Now that the Australian election is done and dusted and Scott Morrison and the Liberal/National coalition returned to power, it’s a good time to pay some attention to a story that emerged a few weeks ago, regarding our cousins across the ditch and their preferred prime minister.
In a recent blog post I talked about our national carrier being awarded the top spot in the Reputation Institute’s Australian Corporate Reputation Index. This month, our prime minister, Jacinda Ardern was voted preferred Australian leader in a pre-election poll.
There’s an old adage about not discussing politics or religion in polite company, but in this era of below the story comments on most news items, we have grown accustomed to the varied opinions of the people we share this country with. Popular discourse and debate is a venting mechanism for those whose voices were never really heard before and were only ever really seen in the Letters to the Editor sections of daily newspapaers.
While only 38 year’s old, our prime minister has accumulated a great deal of adulation throughout the globe since the terrible terrorist attacks in March in Christchurch and the way she responded to them. Now, our Australian neighbours say she is their preferred prime minister. As reported in the New Zealand Herald, “Australians were asked who they trusted when it came to relevance, integrity and commitment, with Ardern polling as Australia’s most preferred prime minister. Research company Millward Brown polled 1400 Australians asking them to score 12 politicians, including the leaders of the Coalition, Labor, the Greens, Pauline Hanson’s One Nation and the United Australia Party . . . But out in front was our very own Jacinda Ardern who scored a believability rating of 77 out of 100.” (Source: “Jacinda Ardern for Aussie PM? Kiwi leader ranked Australia’s most trusted politician”).
“Trust is a tricky commodity in a post-truth, alternative facts world. But I firmly believe that there is a real place for politicians who wear their hearts on their sleeves and commit to transparency, honesty and decency.”
In a way it’s not that surprising. Politicians have traditionally taken the top spots in indexes for untrustworthiness and today, more than ever, electorates all over the world have become jaded and disaffected by their elected representatives. Trust is a tricky commodity in a post-truth, alternative facts world. But I firmly believe that their is a real place for politicians who wear their hearts on their sleeves and commit to transparency, honesty and decency. It’s very easy to grow tired of the phoney duplicitous that categorises far too many leaders, MPs, senators, mayors, governors, congresspeople and elected officials. I think we want the best to represent us and govern in our stead. Personality politics sells newspapers and magazines and generates clicks online, but it doesn’t result in the best leadership or decision making.
“Our prime minister, in the midst of tragedy and outrage, illustrated the best of what politics can be – but to be honest so did practically all of our politicians – no matter their particular orientation.”
Politics is an inherently critical element in our lives. It has become muddied and sullied by division and muck raking and has lost a lot of its focus as it has become entwined with entertainment. Politics is the discourse of power, or how to govern, how to make important decisions for the electorate. Left and right, liberal and conservative are labels to to create further distance between us, and it needn’t be that way.
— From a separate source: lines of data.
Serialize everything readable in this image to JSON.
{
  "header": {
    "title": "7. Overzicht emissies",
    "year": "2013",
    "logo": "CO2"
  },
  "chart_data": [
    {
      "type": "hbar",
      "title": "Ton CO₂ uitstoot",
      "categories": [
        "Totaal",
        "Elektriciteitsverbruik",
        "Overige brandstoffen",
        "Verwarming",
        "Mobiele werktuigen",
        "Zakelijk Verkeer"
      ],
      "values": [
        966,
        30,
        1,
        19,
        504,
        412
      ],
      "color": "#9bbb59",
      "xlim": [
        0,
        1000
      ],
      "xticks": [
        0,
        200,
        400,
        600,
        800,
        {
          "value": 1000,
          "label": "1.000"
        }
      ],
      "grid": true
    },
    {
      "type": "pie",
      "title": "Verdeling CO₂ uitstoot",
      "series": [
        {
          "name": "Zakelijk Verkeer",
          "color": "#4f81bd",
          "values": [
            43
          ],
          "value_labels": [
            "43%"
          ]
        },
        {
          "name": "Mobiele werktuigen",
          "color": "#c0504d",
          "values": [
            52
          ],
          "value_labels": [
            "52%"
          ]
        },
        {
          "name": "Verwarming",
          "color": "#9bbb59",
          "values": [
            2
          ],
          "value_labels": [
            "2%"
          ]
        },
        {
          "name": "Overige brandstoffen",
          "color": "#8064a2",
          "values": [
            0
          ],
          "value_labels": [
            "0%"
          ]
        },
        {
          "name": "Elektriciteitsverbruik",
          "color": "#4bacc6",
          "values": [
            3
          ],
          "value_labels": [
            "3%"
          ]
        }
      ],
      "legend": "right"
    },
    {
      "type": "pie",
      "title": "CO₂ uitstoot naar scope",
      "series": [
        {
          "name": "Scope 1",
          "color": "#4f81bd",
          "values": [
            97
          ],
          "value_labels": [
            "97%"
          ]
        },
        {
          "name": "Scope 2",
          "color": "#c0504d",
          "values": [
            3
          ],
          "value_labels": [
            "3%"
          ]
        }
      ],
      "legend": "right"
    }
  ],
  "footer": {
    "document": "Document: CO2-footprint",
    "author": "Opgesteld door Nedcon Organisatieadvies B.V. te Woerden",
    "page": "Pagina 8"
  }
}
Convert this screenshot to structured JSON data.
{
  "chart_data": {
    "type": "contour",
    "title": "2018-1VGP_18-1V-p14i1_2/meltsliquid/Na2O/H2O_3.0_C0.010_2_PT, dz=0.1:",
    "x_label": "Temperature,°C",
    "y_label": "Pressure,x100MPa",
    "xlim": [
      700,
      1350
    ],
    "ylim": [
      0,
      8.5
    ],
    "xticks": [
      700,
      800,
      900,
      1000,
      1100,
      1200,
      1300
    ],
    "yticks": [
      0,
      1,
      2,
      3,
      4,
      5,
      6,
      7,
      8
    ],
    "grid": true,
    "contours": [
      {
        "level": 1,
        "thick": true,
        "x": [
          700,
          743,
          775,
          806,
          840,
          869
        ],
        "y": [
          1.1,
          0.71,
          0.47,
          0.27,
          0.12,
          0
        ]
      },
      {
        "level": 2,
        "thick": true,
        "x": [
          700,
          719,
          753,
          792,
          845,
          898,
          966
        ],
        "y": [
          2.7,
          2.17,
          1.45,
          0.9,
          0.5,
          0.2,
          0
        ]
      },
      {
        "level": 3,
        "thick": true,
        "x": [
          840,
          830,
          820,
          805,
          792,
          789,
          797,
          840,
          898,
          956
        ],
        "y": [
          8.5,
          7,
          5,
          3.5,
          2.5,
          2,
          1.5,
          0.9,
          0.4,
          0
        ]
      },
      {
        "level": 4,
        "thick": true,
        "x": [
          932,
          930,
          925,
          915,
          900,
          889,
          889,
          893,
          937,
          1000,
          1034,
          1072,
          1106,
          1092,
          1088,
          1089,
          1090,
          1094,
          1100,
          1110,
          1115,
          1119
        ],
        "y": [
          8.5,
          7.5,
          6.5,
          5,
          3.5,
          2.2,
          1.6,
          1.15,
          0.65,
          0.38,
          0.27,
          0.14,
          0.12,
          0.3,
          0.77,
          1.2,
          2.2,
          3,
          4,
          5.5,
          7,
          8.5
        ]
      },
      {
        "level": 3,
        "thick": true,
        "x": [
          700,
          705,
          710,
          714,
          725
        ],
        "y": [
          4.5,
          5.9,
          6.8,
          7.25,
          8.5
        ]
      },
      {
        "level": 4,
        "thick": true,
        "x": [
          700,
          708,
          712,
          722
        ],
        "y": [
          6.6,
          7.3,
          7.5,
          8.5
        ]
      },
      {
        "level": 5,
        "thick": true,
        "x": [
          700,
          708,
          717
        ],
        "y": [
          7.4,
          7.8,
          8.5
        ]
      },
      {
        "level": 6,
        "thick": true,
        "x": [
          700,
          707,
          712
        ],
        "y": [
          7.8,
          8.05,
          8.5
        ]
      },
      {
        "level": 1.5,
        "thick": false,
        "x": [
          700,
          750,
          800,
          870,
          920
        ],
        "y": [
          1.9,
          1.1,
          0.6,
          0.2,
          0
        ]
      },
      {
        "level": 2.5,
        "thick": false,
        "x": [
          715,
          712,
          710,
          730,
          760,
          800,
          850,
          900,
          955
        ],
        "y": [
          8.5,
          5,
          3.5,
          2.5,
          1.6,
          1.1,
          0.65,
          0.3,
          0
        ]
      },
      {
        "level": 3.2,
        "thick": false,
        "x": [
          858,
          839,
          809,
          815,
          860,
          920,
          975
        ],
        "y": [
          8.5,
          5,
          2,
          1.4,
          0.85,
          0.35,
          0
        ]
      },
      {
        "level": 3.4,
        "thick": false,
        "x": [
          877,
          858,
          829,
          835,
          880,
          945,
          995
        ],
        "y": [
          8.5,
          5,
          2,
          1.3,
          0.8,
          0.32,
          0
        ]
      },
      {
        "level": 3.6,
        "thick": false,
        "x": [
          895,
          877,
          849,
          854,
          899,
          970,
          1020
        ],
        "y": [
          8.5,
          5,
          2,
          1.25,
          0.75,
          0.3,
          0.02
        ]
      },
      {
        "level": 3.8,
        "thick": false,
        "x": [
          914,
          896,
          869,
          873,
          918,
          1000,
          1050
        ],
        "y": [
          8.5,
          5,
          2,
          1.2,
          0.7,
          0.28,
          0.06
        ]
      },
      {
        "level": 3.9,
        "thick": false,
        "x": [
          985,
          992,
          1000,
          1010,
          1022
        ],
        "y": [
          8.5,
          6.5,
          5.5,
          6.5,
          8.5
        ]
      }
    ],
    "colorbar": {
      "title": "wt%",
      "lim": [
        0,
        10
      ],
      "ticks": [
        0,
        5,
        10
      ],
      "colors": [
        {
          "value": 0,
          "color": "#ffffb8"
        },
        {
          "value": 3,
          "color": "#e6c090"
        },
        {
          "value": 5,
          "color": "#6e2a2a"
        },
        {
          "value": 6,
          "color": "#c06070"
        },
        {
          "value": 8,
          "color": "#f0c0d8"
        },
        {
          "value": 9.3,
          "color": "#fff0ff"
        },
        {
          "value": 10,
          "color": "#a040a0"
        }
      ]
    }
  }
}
Our prime minister, in the midst of tragedy and outrage, illustrated the best of what politics and leadership can be – but to be honest so did practically all of our politicians – no matter their particular orientation. When we were in shock, confused, deeply saddened by what someone had done to so many fellow New Zealanders who were killed and injured, our leadership stepped up to the plate, establishing togetherness, kindness, and a dedication to ensure that something this monstrous would never occur again. I know that Kiwis, blue, red, green, or of whatever political hue, took great comfort in the steadfast, honest and caring position that Jacinda Ardern took. She offered little platitudes and instead led from the front, refusing to utter the name of the terrorist and promising gun reform in New Zealand. I have been proud of the leadership of this country on far too few occasions but I doff my cap to those who carried us through a grotesquely unique occurrence for this country.
“She will make mistakes and will fall as much as she succeeds, but the way she goes about it is the most important measure of her public perception and reputation.”
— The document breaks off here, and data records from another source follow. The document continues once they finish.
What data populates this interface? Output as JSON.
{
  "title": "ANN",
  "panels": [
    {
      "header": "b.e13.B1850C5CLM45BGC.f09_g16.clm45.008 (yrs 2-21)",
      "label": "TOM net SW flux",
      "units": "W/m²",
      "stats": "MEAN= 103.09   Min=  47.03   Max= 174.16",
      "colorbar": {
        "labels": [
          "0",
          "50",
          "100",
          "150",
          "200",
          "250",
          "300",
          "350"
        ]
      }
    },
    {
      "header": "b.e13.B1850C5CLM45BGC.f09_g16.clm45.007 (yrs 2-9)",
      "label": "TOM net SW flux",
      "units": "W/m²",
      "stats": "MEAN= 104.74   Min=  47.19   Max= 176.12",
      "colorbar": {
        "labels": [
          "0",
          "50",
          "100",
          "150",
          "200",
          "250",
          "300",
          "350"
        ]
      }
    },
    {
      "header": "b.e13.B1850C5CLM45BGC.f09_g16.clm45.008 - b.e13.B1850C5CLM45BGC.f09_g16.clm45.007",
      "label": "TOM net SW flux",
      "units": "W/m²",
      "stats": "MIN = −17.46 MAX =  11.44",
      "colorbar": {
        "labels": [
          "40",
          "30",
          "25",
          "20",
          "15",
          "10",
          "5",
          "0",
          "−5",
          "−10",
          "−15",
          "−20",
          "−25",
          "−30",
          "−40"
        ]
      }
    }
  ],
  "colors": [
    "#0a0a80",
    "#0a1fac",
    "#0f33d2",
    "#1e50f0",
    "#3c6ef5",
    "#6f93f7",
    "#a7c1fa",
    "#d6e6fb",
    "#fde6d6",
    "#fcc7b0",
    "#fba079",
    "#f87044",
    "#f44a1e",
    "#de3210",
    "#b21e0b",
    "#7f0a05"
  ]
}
It would be a good thing if politics could transform into the exercise of the betterment of us all. Sure, we are different in many ways but importantly similar in many ways too. We want security, employment, an economy that benefits the many and a society that is inclusive and caring. After all, human beings are, in the main, kind and generous, and will help those who are struggling. The bad news for Aussies is that Jacinda Ardern is our prime minister. She will make mistakes and will fall as much as she succeeds but the way she is going about it is the most important measure of her public perception and reputation.
It only takes a cursory glimpse at contemporary global politics to realise how lucky we are, and have been, in New Zealand. We don’t have the same sort of rabid division, as is all too often the case in other countries. We are not immersed in seemingly unsolvable messes like Brexit in the UK, for example. I’m more than a little bit proud that the leadership of our little country at the bottom of the world, is becoming the envy of other nations.